---
title: "Review Stat. 653"
author: "Prof. Eric A. Suess"
format: revealjs
---

## Review

What have we learned about studying Text Mining?

A lot of new things about how to work with text data.

## Review

- Bag-of-Words Model
- Tokenizers
- Corpus and Document Term Matrix
- Stemming
- Word Counts
- TF-IDF
- Sentiment Analysis
- n-grams
- Pairwise Correlation of words
- regex
- Topic Modeling
- Parts of Speech

## Review

All of these ideas are **as useful** as computing means, standard deviation, correlations, t-tests, regression, etc. for numeric data.

You are now prepared to work with the other half of the data that is out there in the world!

## Review

We have studied *Unsupervised Learning* techniques for text based data.

**Sentiment Analysis** is very useful for learning about the sentiment in documents.  

## Review

We have studied *Unsupervised Learning* techniques for *clustering* text based data.

**Topic Analysis** is very useful for learning about the different topics discussed in documents.

## Review

We have studied *Supervised Learning* techniques for *classifying* text based data.

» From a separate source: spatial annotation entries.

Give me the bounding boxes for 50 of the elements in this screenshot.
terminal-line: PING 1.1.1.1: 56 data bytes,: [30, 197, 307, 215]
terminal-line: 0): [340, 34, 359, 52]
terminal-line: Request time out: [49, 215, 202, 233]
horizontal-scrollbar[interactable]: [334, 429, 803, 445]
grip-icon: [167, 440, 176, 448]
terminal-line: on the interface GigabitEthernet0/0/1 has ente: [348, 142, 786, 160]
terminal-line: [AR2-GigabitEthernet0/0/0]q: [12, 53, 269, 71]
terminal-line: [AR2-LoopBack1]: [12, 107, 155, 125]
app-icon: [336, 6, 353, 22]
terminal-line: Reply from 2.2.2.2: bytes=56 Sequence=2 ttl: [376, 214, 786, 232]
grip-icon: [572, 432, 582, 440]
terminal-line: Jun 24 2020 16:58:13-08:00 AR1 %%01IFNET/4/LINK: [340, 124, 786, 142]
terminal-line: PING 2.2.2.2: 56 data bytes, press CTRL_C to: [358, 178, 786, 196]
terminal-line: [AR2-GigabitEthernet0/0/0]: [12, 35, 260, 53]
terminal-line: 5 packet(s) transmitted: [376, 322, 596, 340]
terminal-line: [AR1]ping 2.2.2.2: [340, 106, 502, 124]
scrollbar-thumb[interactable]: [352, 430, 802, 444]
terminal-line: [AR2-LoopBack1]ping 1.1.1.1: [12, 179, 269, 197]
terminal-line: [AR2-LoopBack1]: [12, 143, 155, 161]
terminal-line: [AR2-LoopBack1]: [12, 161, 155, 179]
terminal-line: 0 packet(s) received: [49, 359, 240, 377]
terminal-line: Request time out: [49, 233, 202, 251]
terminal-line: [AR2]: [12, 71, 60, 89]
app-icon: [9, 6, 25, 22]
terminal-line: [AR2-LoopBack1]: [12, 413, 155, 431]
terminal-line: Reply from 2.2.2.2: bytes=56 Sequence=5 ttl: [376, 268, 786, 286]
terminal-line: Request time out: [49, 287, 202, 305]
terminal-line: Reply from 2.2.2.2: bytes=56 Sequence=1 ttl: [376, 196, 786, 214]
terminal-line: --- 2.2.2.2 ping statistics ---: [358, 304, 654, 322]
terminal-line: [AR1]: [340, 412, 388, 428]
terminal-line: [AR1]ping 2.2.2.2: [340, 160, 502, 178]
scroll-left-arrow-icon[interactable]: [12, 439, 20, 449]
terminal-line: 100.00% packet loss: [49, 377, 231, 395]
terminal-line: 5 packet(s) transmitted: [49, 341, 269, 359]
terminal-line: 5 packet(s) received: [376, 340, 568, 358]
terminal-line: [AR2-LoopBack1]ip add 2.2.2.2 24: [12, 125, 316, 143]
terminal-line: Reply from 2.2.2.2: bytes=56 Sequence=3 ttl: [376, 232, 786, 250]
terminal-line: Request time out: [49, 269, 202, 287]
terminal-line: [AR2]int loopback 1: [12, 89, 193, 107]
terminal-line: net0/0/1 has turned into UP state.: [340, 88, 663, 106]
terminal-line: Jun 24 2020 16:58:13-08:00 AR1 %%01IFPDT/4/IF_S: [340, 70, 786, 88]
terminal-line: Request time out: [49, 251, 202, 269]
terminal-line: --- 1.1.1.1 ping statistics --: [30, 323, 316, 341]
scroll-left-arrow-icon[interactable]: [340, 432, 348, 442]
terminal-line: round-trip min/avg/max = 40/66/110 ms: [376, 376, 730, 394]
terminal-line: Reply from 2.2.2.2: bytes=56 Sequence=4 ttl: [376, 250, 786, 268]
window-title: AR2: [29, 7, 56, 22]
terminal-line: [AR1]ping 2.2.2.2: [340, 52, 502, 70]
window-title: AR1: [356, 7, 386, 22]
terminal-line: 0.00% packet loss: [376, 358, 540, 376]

**Naive Bayes** and **Logistic Regression with lasso/regularization** are very useful for predicting which class documents are in.

## Review

There are a lot of other R packages that can be used for Text Mining.

- Rvest
- Quanteda
- Text2vec
- Spacy
- Rtweet

## Review

There are a lot of Python packages that can be used for Text Mining.

- NLTK
- Textblob
- SciKit Learn
- Beautiful soup
- Gensim
- Spacy
- CoreNLP

## Review

There are growing opportunities to work doing Text Mining.  This is a very interesting new field to work in and there are a growing number of excellent tools available to pursue such work.